Convack is intended to become a library to perform polygon packing with convex polygons.
This library was once developed as an option to try and see how difficult this problem is in practice. The idea was that it might replace the arrange algorithm in Cura at some point. However with Cura we've chosen a different library instead, as indeed the problem can become quite complex.
Ever since the need for this library is removed by Cura, I've not developed it any further. It served its use as a basic set-up for geometry algorithms and a nice convex hull implementation. But beyond that there is hardly anything useful in this repository.
The origin of this project is the need for printed object packing in Cura. From there, the requirements of this project are at least:
- Only needs to be able to handle packing convex polygons (concave polygons are optional).
- Needs to be able to handle <50 polygons with decent resolution (let's say <300 vertices each) at reasonable speed, within a few tenths of a second.
- Needs to handle both rotation and translation.
- Needs to be able to pack polygons with un-movable barriers in the scene.
- Needs to be able to be published in an LGPL-licensed project.
At the time of writing, no other project has met all of these demands. However recently libnest2d changed their license and then meets all of those requirements.
The intended implementation for this project is a beam search.

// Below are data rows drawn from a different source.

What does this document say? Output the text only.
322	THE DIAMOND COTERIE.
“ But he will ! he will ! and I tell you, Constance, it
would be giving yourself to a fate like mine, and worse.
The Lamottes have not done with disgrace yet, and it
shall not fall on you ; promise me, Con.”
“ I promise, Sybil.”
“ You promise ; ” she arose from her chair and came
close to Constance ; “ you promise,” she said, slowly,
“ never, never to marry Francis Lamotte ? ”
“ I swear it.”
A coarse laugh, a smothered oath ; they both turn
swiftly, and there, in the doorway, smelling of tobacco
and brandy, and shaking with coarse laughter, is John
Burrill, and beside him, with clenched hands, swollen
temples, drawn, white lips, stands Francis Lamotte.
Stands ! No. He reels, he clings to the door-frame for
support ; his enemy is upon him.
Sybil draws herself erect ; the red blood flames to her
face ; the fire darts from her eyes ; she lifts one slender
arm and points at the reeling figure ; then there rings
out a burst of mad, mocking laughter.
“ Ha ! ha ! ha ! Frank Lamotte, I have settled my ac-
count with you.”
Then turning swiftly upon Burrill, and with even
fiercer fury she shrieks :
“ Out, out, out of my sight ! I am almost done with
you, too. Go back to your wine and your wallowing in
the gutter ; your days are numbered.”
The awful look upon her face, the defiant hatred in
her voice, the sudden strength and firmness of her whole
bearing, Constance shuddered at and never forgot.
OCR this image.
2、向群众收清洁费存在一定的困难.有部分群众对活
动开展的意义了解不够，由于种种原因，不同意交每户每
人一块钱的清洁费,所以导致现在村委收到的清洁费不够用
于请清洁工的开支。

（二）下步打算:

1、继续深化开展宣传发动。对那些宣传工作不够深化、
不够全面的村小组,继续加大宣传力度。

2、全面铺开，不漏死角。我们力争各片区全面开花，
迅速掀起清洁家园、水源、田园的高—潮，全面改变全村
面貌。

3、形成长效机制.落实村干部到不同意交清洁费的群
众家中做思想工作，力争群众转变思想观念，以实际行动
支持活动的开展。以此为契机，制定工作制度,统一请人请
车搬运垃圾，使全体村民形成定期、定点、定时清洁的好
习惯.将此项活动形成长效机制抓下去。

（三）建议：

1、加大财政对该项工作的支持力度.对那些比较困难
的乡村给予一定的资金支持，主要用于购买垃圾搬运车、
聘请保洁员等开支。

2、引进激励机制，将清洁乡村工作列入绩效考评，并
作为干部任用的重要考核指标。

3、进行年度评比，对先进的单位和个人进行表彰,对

Imagine a tree structure (since I don't feel like drawing a diagram right now) that enumerates every possible permutation of the N objects that need to be added to the scene in its leaves. At the root there is a node with 0 inserted objects, and it has N children to decide which object to insert in the scene first. It will compute a fitness for each of these nodes, decides on the K
best solutions among them, and expand those nodes with a second inserted object. Again it chooses the K
best solutions among all of the current leaves (which may have either 1 or 2 objects at that point, as the previous layer is still included) and explores the N-2
children of those, and so on. Once a sufficient number of nodes has reached the maximum height of the tree, where no more objects are left to be inserted, the algorithm will terminate and choose the node with the greatest fitness as the winner.
This is as of this writing all still theory. Other implementations are also possible if this fails. I'm still dealing with the basis of this, which includes collision checking between convex polygons and measuring the fitness of a packing in some way.